The proliferation and viability of granulosa cells directly affects the development and function of follicles. The current study examined the effect of threonine on cell morphology and cell cycle of porcine granulosa cells. It would help to understand hormone secretion, reproductive health, and disease prevention and treatment in females. Granulosa cells were isolated from pig ovaries, and different passages of cells were stained and identified by FSHR antibody. Threonine was added to the culture medium, and cells were stained with HE to examine the changes in granulosa cell morphology. Cell viability was measured using the CCK-8 assay, and cell cycle phase was determined by flow cytometry. Immunofluorescence staining showed >98% FSHR-positive cells demonstrating that the isolated granulosa cells were >95% pure. HE-staining of different passages of granulosa cells showed that cells from the second to fourth passage have stable morphology, whereas those from the fifth and subsequent passages began to degenerate and degrade.
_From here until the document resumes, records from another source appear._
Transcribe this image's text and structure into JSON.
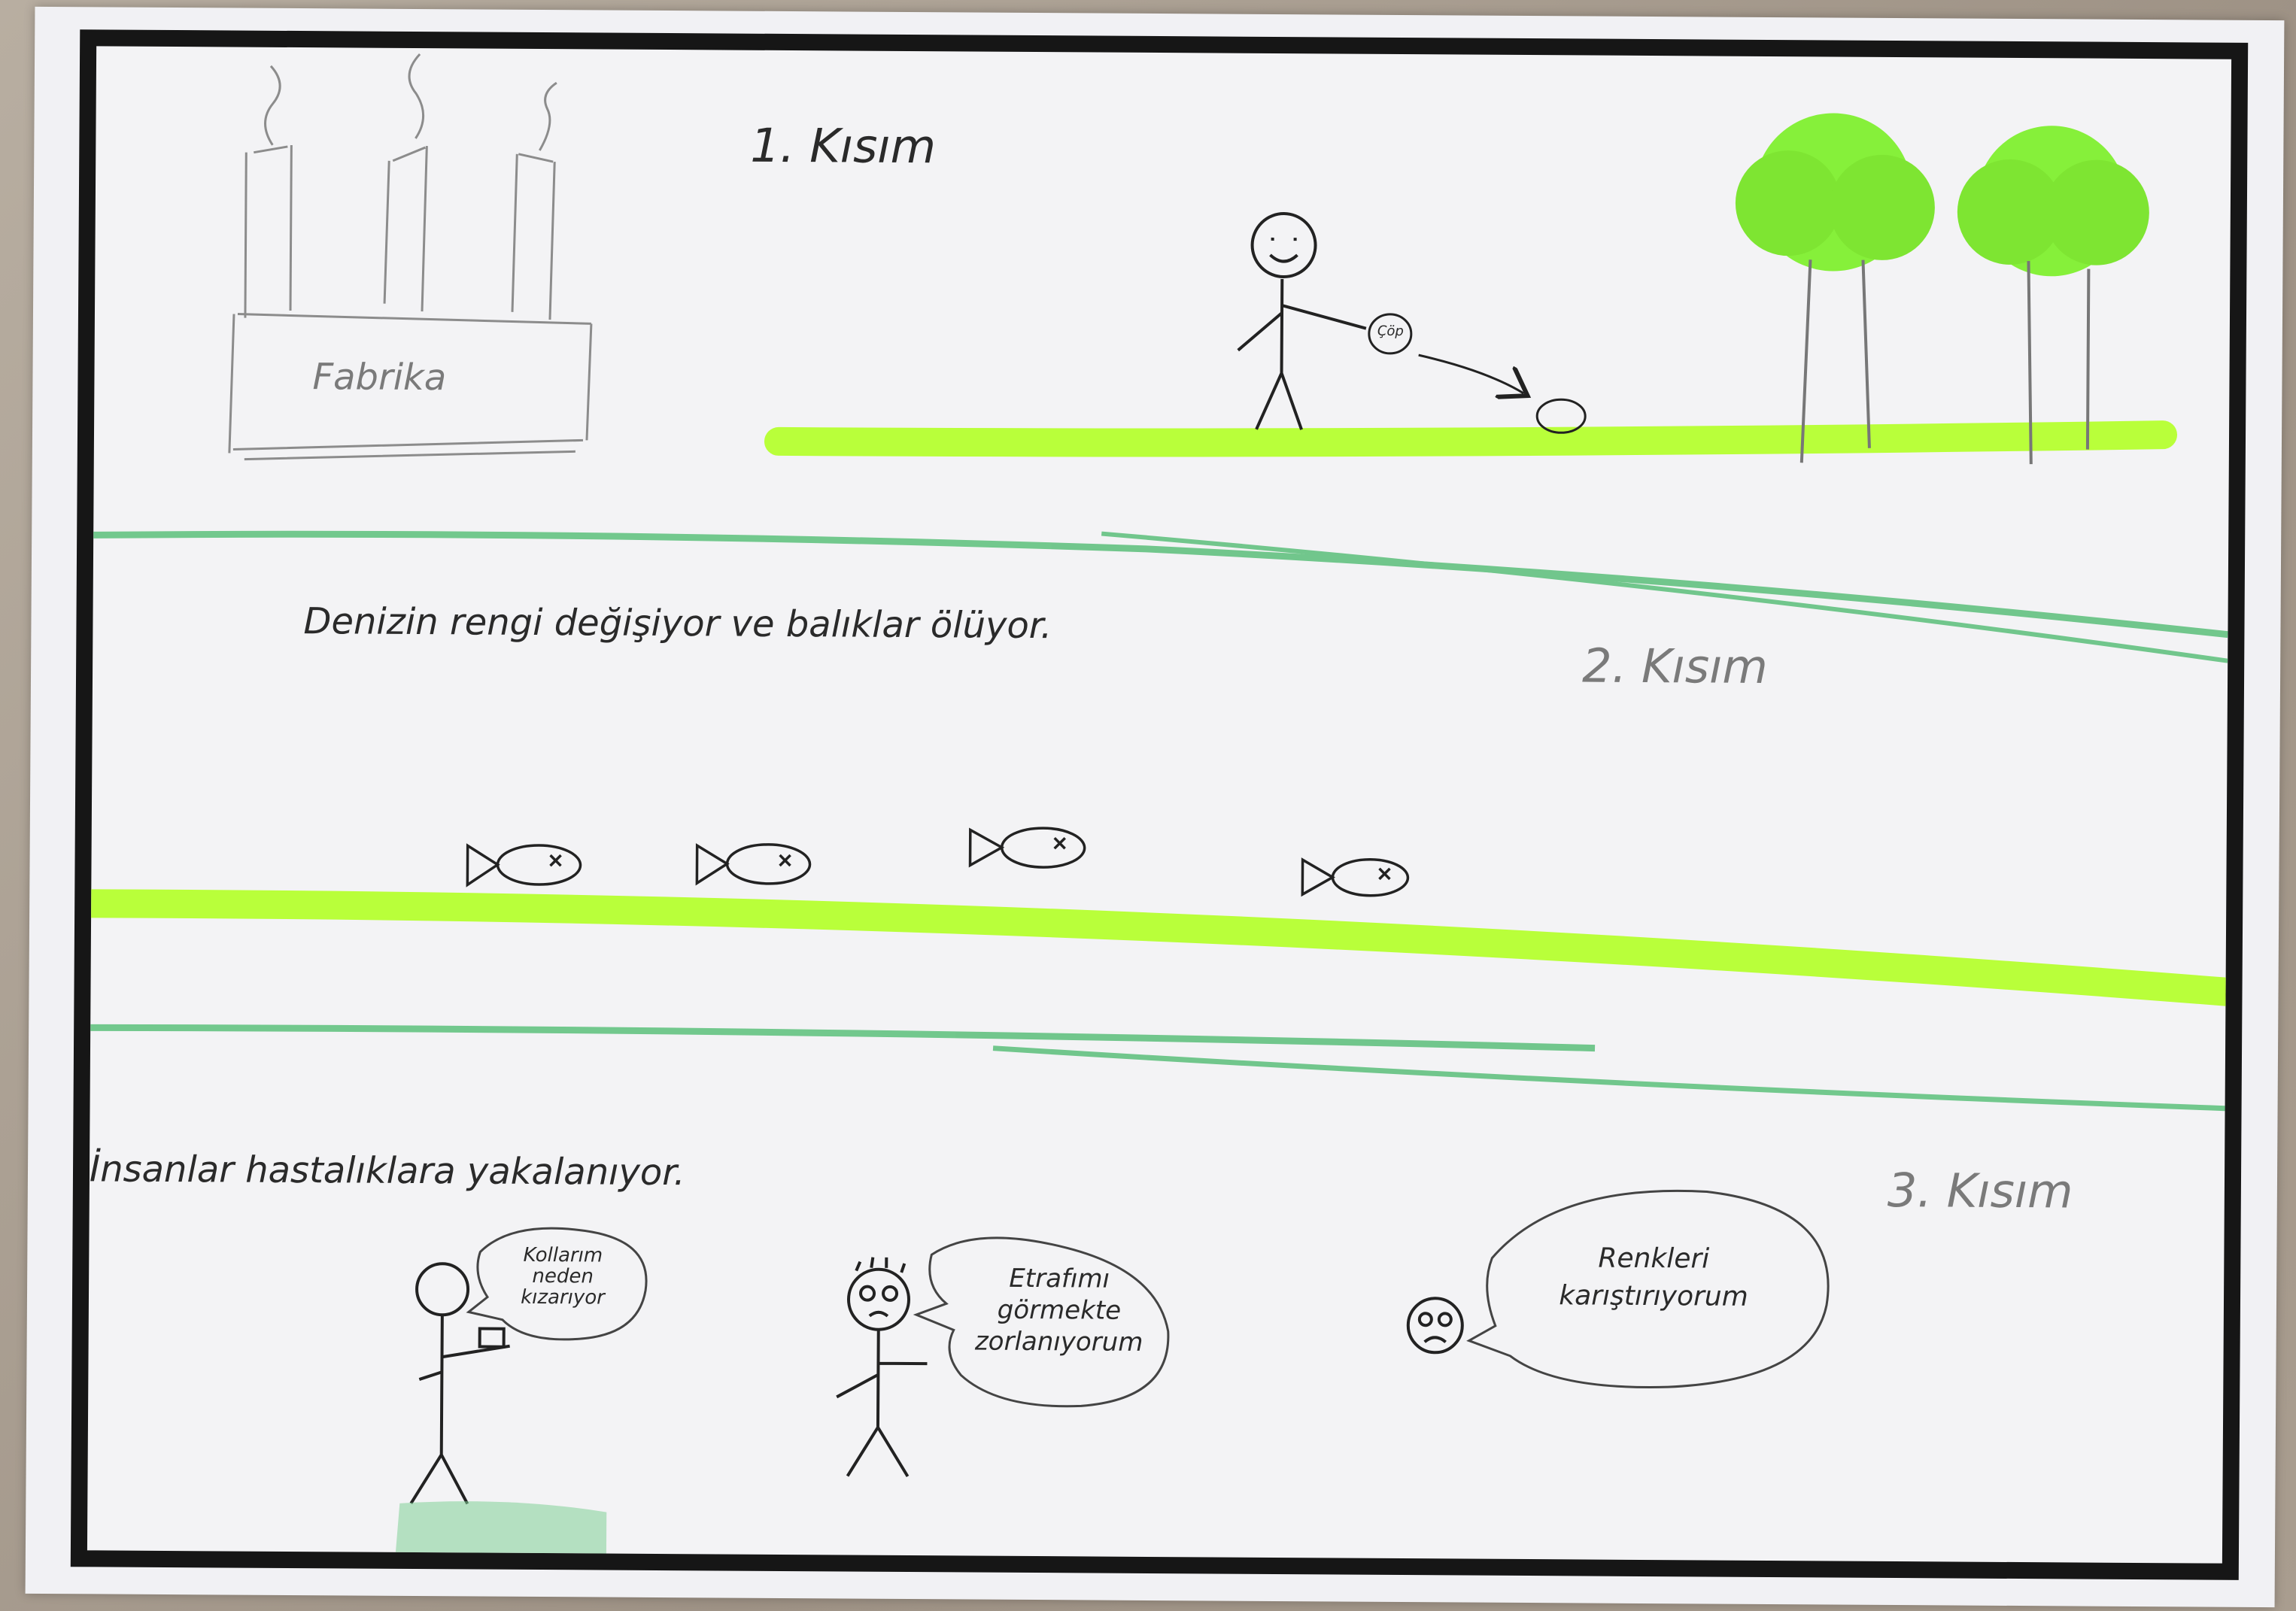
{
  "drawing": {
    "section1": {
      "title": "1. Kısım",
      "factory_label": "Fabrika",
      "bag_label": "Çöp"
    },
    "section2": {
      "title": "2. Kısım",
      "caption": "Denizin rengi değişiyor ve balıklar ölüyor."
    },
    "section3": {
      "title": "3. Kısım",
      "caption": "İnsanlar hastalıklara yakalanıyor.",
      "bubble1": "Kollarım neden kızarıyor",
      "bubble2": "Etrafımı görmekte zorlanıyorum",
      "bubble3": "Renkleri karıştırıyorum"
    }
  },
  "colors": {
    "highlighter": "#b9ff3a",
    "tree": "#86f03a",
    "pencil_green": "#5bbf7a",
    "frame": "#161616"
  }
}
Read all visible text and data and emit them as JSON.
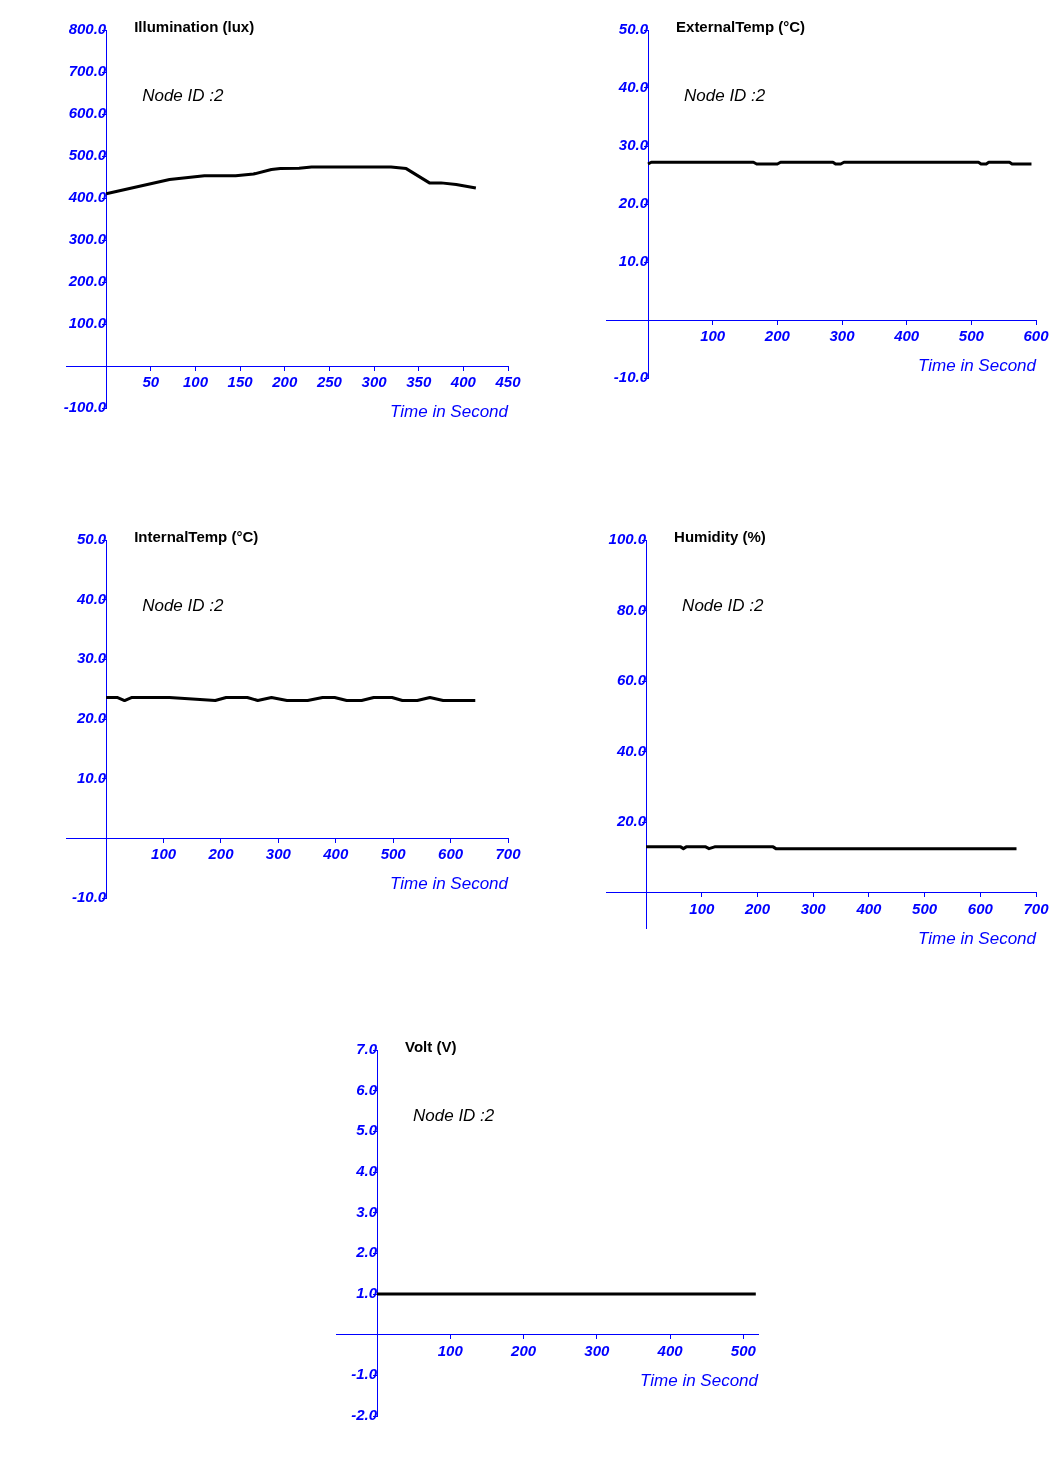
{
  "chart_data": [
    {
      "type": "line",
      "title": "Illumination (lux)",
      "xlabel": "Time in Second",
      "annotations": [
        "Node ID :2"
      ],
      "grid": false,
      "legend": false,
      "marker": "none",
      "line_style": "solid",
      "xlim": [
        -45,
        450
      ],
      "ylim": [
        -100,
        800
      ],
      "xticks": [
        50,
        100,
        150,
        200,
        250,
        300,
        350,
        400,
        450
      ],
      "yticks": [
        {
          "value": 800,
          "label": "800.0"
        },
        {
          "value": 700,
          "label": "700.0"
        },
        {
          "value": 600,
          "label": "600.0"
        },
        {
          "value": 500,
          "label": "500.0"
        },
        {
          "value": 400,
          "label": "400.0"
        },
        {
          "value": 300,
          "label": "300.0"
        },
        {
          "value": 200,
          "label": "200.0"
        },
        {
          "value": 100,
          "label": "100.0"
        },
        {
          "value": -100,
          "label": "-100.0"
        }
      ],
      "x": [
        0,
        71,
        110,
        145,
        165,
        185,
        195,
        216,
        230,
        319,
        336,
        362,
        375,
        392,
        414
      ],
      "series": [
        {
          "color": "#000000",
          "values": [
            410,
            444,
            453,
            453,
            457,
            468,
            470,
            471,
            474,
            474,
            470,
            436,
            436,
            432,
            424
          ]
        }
      ]
    },
    {
      "type": "line",
      "title": "ExternalTemp (°C)",
      "xlabel": "Time in Second",
      "annotations": [
        "Node ID :2"
      ],
      "grid": false,
      "legend": false,
      "marker": "none",
      "line_style": "solid",
      "xlim": [
        -65,
        600
      ],
      "ylim": [
        -10,
        50
      ],
      "xticks": [
        100,
        200,
        300,
        400,
        500,
        600
      ],
      "yticks": [
        {
          "value": 50,
          "label": "50.0"
        },
        {
          "value": 40,
          "label": "40.0"
        },
        {
          "value": 30,
          "label": "30.0"
        },
        {
          "value": 20,
          "label": "20.0"
        },
        {
          "value": 10,
          "label": "10.0"
        },
        {
          "value": -10,
          "label": "-10.0"
        }
      ],
      "x": [
        0,
        5,
        163,
        168,
        200,
        205,
        286,
        290,
        298,
        303,
        511,
        515,
        523,
        527,
        559,
        563,
        593
      ],
      "series": [
        {
          "color": "#000000",
          "values": [
            26.9,
            27.2,
            27.2,
            26.9,
            26.9,
            27.2,
            27.2,
            26.9,
            26.9,
            27.2,
            27.2,
            26.9,
            26.9,
            27.2,
            27.2,
            26.9,
            26.9
          ]
        }
      ]
    },
    {
      "type": "line",
      "title": "InternalTemp (°C)",
      "xlabel": "Time in Second",
      "annotations": [
        "Node ID :2"
      ],
      "grid": false,
      "legend": false,
      "marker": "none",
      "line_style": "solid",
      "xlim": [
        -70,
        700
      ],
      "ylim": [
        -10,
        50
      ],
      "xticks": [
        100,
        200,
        300,
        400,
        500,
        600,
        700
      ],
      "yticks": [
        {
          "value": 50,
          "label": "50.0"
        },
        {
          "value": 40,
          "label": "40.0"
        },
        {
          "value": 30,
          "label": "30.0"
        },
        {
          "value": 20,
          "label": "20.0"
        },
        {
          "value": 10,
          "label": "10.0"
        },
        {
          "value": -10,
          "label": "-10.0"
        }
      ],
      "x": [
        0,
        20,
        32,
        44,
        110,
        190,
        209,
        246,
        264,
        288,
        315,
        351,
        377,
        398,
        419,
        445,
        466,
        498,
        516,
        542,
        564,
        587,
        643
      ],
      "series": [
        {
          "color": "#000000",
          "values": [
            23.6,
            23.6,
            23.1,
            23.6,
            23.6,
            23.1,
            23.6,
            23.6,
            23.1,
            23.6,
            23.1,
            23.1,
            23.6,
            23.6,
            23.1,
            23.1,
            23.6,
            23.6,
            23.1,
            23.1,
            23.6,
            23.1,
            23.1
          ]
        }
      ]
    },
    {
      "type": "line",
      "title": "Humidity (%)",
      "xlabel": "Time in Second",
      "annotations": [
        "Node ID :2"
      ],
      "grid": false,
      "legend": false,
      "marker": "none",
      "line_style": "solid",
      "xlim": [
        -72,
        700
      ],
      "ylim": [
        -10,
        100
      ],
      "xticks": [
        100,
        200,
        300,
        400,
        500,
        600,
        700
      ],
      "yticks": [
        {
          "value": 100,
          "label": "100.0"
        },
        {
          "value": 80,
          "label": "80.0"
        },
        {
          "value": 60,
          "label": "60.0"
        },
        {
          "value": 40,
          "label": "40.0"
        },
        {
          "value": 20,
          "label": "20.0"
        }
      ],
      "x": [
        0,
        62,
        67,
        72,
        107,
        113,
        123,
        228,
        233,
        665
      ],
      "series": [
        {
          "color": "#000000",
          "values": [
            13.0,
            13.0,
            12.5,
            13.0,
            13.0,
            12.5,
            13.0,
            13.0,
            12.5,
            12.5
          ]
        }
      ]
    },
    {
      "type": "line",
      "title": "Volt (V)",
      "xlabel": "Time in Second",
      "annotations": [
        "Node ID :2"
      ],
      "grid": false,
      "legend": false,
      "marker": "none",
      "line_style": "solid",
      "xlim": [
        -56,
        520
      ],
      "ylim": [
        -2,
        7
      ],
      "xticks": [
        100,
        200,
        300,
        400,
        500
      ],
      "yticks": [
        {
          "value": 7,
          "label": "7.0"
        },
        {
          "value": 6,
          "label": "6.0"
        },
        {
          "value": 5,
          "label": "5.0"
        },
        {
          "value": 4,
          "label": "4.0"
        },
        {
          "value": 3,
          "label": "3.0"
        },
        {
          "value": 2,
          "label": "2.0"
        },
        {
          "value": 1,
          "label": "1.0"
        },
        {
          "value": -1,
          "label": "-1.0"
        },
        {
          "value": -2,
          "label": "-2.0"
        }
      ],
      "x": [
        0,
        517
      ],
      "series": [
        {
          "color": "#000000",
          "values": [
            1.0,
            1.0
          ]
        }
      ]
    }
  ]
}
CCK-8 results showed that =0.5 mM threonine can significantly enhance granulosa cell viability after 0.5, 1 and 2 h of treatment, and cells treated with 1 mM threonine for 4 h had the highest cell viability. In contrast, 5 and 10 mM threonine significantly reduced cell viability, indicating that only a certain amount of threonine can enhance granulosa cell viability. Flow cytometry results demonstrated that the percentage of G1 phase cells was higher in the 0.1, 0.5 and 1 mM groups than in the control group, but lower in the 10 mM group than in control group. While the 5 mM group had the highest percentage of S phase cells, the 10 mM group had no S phase cells. In contrast, the percentage of G2 phase cells was much higher in the 10 mM group than in the control group and other dose groups, indicating that an appropriate amount of threonine can promote granulosa cell proliferation, but excessive threonine can inhibit cell proliferation.